Made together with Julie Mathias whilst at the RCA Flood is a light made of lightbulbs and a big mass of cables submerged in water. It's enticing, it's frightening and it gets great reactions from people who see it. I learned an enormous amount from it and best of all it's the project that got me through those difficult first few years after college. Even so, I have mixed feelings about it.

When we first started the project we just had this image of a lightbulb floating in water, we thought it would look naughty and it was a bit taboo so we looked for a way of making it. It was only afterwards that we discovered all the beautiful reflections inside the bulbs, how attractive it was and the strange tension that always existed around it. The atmosphere it generates is what I still like about it, the thing I don't like is the way it fitted so easily into the world of Designer lights, a world which I really don't want to be part of. In the beginning I saw Flood as a kind of anti-light, I thought it was a middle finger raised at all those perfectly detailed lamps that people get so precious about, but really what happened was that it was immediately absorbed into the canon of Designer lamps.
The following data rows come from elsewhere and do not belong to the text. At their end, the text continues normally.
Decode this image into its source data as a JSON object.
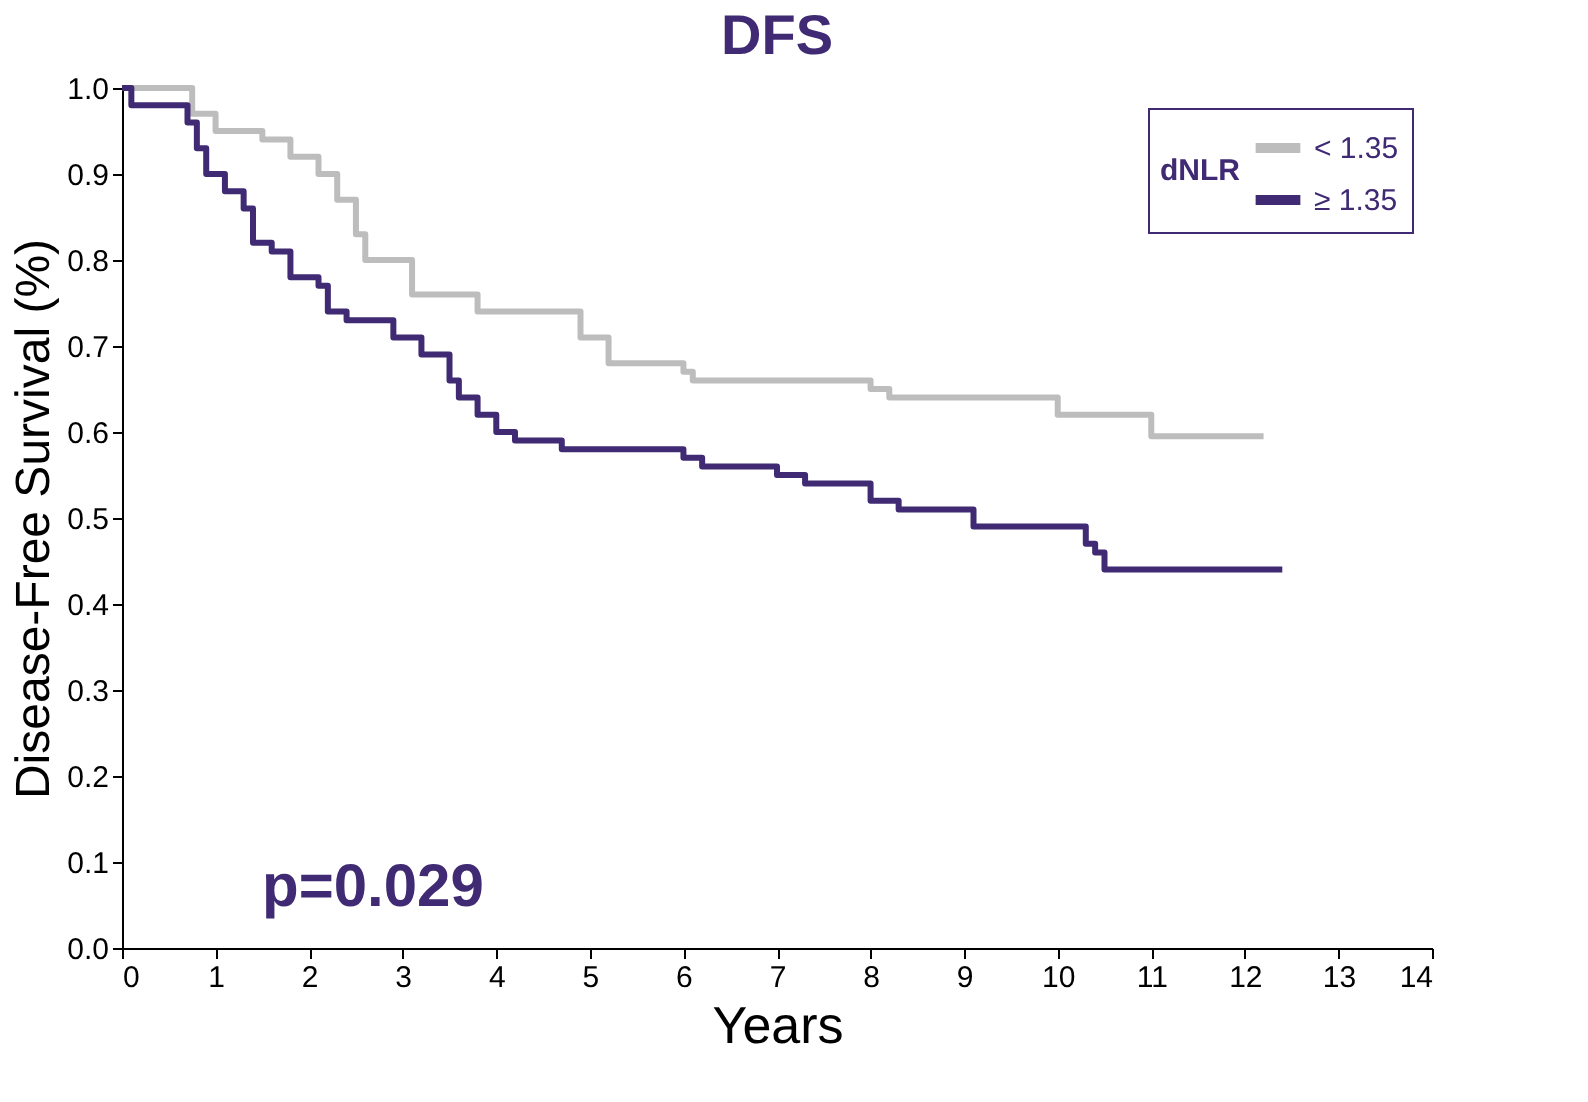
{
  "chart_data": {
    "type": "step",
    "title": "DFS",
    "xlabel": "Years",
    "ylabel": "Disease-Free Survival (%)",
    "legend_title": "dNLR",
    "legend": "top right",
    "grid": false,
    "marker": "none",
    "line_style": "solid",
    "xlim": [
      0,
      14
    ],
    "xticks": [
      0,
      1,
      2,
      3,
      4,
      5,
      6,
      7,
      8,
      9,
      10,
      11,
      12,
      13,
      14
    ],
    "ylim": [
      0,
      1
    ],
    "yticks": [
      {
        "value": 0,
        "label": "0.0"
      },
      {
        "value": 0.1,
        "label": "0.1"
      },
      {
        "value": 0.2,
        "label": "0.2"
      },
      {
        "value": 0.3,
        "label": "0.3"
      },
      {
        "value": 0.4,
        "label": "0.4"
      },
      {
        "value": 0.5,
        "label": "0.5"
      },
      {
        "value": 0.6,
        "label": "0.6"
      },
      {
        "value": 0.7,
        "label": "0.7"
      },
      {
        "value": 0.8,
        "label": "0.8"
      },
      {
        "value": 0.9,
        "label": "0.9"
      },
      {
        "value": 1,
        "label": "1.0"
      }
    ],
    "annotations": [
      "p=0.029"
    ],
    "series": [
      {
        "name": "< 1.35",
        "color": "#bdbdbd",
        "x": [
          0,
          0.75,
          1.0,
          1.5,
          1.8,
          2.1,
          2.3,
          2.5,
          2.6,
          3.1,
          3.8,
          4.9,
          5.2,
          6.0,
          6.1,
          8.0,
          8.2,
          10.0,
          11.0,
          12.2
        ],
        "values": [
          1.0,
          0.97,
          0.95,
          0.94,
          0.92,
          0.9,
          0.87,
          0.83,
          0.8,
          0.76,
          0.74,
          0.71,
          0.68,
          0.67,
          0.66,
          0.65,
          0.64,
          0.62,
          0.595,
          0.595
        ]
      },
      {
        "name": "≥ 1.35",
        "color": "#3f2a73",
        "x": [
          0,
          0.1,
          0.7,
          0.8,
          0.9,
          1.1,
          1.3,
          1.4,
          1.6,
          1.8,
          2.1,
          2.2,
          2.4,
          2.9,
          3.2,
          3.5,
          3.6,
          3.8,
          4.0,
          4.2,
          4.7,
          6.0,
          6.2,
          7.0,
          7.3,
          8.0,
          8.3,
          9.1,
          10.3,
          10.4,
          10.5,
          12.4
        ],
        "values": [
          1.0,
          0.98,
          0.96,
          0.93,
          0.9,
          0.88,
          0.86,
          0.82,
          0.81,
          0.78,
          0.77,
          0.74,
          0.73,
          0.71,
          0.69,
          0.66,
          0.64,
          0.62,
          0.6,
          0.59,
          0.58,
          0.57,
          0.56,
          0.55,
          0.54,
          0.52,
          0.51,
          0.49,
          0.47,
          0.46,
          0.44,
          0.44
        ]
      }
    ]
  }
}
I've left this kind of work behind now, but I'm still proud of it and I hold it in some affection because everything else I've done is built on it. Flood brought me amazing opportunities and contacts that I call on to this day. Without flood there would be no Bridge. It was a crucial part of my learning process and it helped me figure out what I don't want to be as well as what I do.

Image of Flood, a light made of lightbulbs and cables in water
Image of Flood, a light made of lightbulbs and cables in water

Of the many installations we did of Flood this is my favourite, it was at MOCA in Taipei. Their building used to be a school and they still had a some of old children's desks and chairs in a store-room so I dragged them out and made a class room gone wild. It embodied the playfulness of the project really well, and the rebellious spirit in which it was made (if not received).